Sharp $ A_2$ Inequality for Haar Shift Operators

TL;DR

This paper provides a new, flexible proof for the sharp A_2 inequality of Haar shift operators, including the Hilbert transform, using a corona decomposition and a two-weight T1 theorem, simplifying previous Bellman function methods.

Contribution

It introduces a novel proof technique for the A_2 inequality that applies uniformly to all Haar shifts, avoiding Bellman functions.

Findings

Proved the A_2 bound for Haar shift operators using corona decomposition.

Extended the proof to the Hilbert transform as a corollary.
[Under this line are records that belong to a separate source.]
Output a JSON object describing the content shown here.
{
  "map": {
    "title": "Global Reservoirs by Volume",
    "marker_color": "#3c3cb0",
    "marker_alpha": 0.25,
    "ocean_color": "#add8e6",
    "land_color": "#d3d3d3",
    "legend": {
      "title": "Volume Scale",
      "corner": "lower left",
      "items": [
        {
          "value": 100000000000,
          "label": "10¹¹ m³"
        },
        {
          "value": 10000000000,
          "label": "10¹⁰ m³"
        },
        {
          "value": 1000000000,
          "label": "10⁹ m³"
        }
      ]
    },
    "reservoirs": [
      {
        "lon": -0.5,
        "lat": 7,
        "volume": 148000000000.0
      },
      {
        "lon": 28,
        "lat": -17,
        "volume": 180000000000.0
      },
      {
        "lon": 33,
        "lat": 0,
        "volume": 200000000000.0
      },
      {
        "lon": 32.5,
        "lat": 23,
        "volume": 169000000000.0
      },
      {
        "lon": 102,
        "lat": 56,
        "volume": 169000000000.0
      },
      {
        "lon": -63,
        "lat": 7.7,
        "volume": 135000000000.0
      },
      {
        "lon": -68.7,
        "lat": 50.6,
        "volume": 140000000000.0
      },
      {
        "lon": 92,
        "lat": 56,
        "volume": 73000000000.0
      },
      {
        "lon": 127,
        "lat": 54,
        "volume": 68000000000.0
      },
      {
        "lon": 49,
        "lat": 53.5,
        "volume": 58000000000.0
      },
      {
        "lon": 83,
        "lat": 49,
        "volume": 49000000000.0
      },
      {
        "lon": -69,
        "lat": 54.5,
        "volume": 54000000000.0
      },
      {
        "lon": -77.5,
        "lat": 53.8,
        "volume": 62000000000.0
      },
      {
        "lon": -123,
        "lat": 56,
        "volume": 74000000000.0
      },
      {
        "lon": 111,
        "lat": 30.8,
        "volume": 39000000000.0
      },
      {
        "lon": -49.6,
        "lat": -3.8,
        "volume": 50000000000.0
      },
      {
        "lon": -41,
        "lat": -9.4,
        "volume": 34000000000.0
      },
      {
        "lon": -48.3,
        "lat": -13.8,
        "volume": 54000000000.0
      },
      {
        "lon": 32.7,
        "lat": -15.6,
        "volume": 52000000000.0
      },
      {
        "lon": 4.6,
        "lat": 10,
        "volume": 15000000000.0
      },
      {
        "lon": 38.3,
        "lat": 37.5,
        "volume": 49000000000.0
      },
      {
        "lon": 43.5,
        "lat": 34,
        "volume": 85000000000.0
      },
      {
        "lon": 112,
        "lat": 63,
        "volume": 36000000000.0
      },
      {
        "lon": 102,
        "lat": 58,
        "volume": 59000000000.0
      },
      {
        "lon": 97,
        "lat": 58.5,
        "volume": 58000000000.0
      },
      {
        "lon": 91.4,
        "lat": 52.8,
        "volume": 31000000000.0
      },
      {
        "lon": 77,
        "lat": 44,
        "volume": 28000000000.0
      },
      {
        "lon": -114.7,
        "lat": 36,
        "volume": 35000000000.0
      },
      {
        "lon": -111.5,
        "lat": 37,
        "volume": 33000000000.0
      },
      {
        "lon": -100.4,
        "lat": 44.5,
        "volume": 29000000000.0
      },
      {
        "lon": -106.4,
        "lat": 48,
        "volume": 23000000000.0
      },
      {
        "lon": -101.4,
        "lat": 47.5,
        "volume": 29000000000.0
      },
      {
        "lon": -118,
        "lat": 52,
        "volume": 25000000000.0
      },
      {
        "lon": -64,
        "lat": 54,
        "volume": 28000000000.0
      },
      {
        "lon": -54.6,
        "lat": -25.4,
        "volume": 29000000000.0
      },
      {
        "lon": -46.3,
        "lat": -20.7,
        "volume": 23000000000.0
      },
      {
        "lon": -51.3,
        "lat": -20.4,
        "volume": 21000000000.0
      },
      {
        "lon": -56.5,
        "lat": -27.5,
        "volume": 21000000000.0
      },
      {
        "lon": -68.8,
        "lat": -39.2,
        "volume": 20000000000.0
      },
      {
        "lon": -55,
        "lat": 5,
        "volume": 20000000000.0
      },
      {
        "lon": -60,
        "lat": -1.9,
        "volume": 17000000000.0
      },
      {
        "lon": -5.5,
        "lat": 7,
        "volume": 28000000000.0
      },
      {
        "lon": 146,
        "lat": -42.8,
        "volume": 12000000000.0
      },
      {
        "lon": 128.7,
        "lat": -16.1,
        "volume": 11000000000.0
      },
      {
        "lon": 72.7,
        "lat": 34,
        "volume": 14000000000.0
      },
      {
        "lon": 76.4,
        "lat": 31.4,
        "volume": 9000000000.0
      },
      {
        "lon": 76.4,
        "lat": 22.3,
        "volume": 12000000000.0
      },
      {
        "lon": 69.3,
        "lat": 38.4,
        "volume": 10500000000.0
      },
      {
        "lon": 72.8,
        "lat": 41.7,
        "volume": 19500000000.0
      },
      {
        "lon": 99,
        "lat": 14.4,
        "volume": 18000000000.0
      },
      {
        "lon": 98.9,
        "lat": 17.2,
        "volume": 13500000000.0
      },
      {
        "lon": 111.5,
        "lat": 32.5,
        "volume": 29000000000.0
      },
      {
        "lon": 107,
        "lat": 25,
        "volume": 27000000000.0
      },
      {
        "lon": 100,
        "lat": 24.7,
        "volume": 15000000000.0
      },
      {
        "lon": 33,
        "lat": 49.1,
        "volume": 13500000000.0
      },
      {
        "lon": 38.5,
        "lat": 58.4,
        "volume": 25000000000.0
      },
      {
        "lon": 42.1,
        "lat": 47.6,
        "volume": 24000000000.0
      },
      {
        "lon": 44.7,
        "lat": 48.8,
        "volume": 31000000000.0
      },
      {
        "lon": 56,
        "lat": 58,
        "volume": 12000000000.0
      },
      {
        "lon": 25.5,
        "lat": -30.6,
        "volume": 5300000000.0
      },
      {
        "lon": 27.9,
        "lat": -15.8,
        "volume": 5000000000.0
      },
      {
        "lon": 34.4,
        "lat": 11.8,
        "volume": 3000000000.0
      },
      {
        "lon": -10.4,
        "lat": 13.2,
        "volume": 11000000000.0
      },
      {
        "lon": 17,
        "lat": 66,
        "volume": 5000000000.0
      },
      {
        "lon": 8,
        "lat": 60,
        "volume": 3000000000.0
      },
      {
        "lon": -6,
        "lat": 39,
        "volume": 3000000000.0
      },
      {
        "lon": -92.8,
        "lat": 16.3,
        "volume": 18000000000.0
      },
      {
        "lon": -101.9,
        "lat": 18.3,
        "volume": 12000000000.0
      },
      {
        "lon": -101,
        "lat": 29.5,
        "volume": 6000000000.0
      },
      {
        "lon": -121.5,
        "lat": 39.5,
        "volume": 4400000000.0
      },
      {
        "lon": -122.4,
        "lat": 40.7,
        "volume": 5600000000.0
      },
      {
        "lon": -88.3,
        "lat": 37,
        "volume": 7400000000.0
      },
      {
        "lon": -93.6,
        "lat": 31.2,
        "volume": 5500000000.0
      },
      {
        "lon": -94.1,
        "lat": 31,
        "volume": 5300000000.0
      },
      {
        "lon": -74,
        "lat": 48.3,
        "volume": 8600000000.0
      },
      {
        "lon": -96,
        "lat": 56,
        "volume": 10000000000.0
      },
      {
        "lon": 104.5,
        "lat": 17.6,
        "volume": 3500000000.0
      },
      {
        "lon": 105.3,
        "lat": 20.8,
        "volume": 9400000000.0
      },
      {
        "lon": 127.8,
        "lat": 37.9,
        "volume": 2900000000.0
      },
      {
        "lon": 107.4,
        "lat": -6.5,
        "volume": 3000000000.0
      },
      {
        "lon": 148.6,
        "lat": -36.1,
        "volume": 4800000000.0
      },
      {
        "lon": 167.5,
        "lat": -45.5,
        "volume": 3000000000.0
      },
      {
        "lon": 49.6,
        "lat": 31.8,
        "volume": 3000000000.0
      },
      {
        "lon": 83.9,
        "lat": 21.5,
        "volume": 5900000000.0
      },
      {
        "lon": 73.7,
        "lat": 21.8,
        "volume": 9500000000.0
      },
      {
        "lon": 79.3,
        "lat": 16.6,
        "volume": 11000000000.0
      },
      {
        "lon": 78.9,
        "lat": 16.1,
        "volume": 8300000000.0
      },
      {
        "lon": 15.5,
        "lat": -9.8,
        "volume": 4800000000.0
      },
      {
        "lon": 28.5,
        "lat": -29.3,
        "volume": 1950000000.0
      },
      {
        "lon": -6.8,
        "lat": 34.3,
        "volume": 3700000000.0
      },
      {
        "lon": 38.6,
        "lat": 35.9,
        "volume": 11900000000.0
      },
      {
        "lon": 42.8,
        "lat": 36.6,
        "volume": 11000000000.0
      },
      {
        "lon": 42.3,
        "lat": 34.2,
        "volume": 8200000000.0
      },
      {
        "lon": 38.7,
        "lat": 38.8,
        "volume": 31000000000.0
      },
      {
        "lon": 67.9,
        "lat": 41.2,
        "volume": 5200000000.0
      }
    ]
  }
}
Demonstrated the flexibility of the new proof approach.

Abstract

As a corollary to our main theorem we give a new proof of the result that the norm of the Hilbert transform on L^2(w) has norm bounded by a the A_2 characteristic of a weight to the first power, a theorem of one of us. This new proof begins as the prior proofs do, by passing to Haar shifts. Then, we apply a deep two-weight T1 theorem of Nazarov-Treil-Volberg, to reduce the matter to checking a certain carleson measure condition. This condition is checked with a corona decomposition of the weight. Prior proofs of this type have used Bellman functions, while this proof is flexible enough to address all Haar shifts at the same time.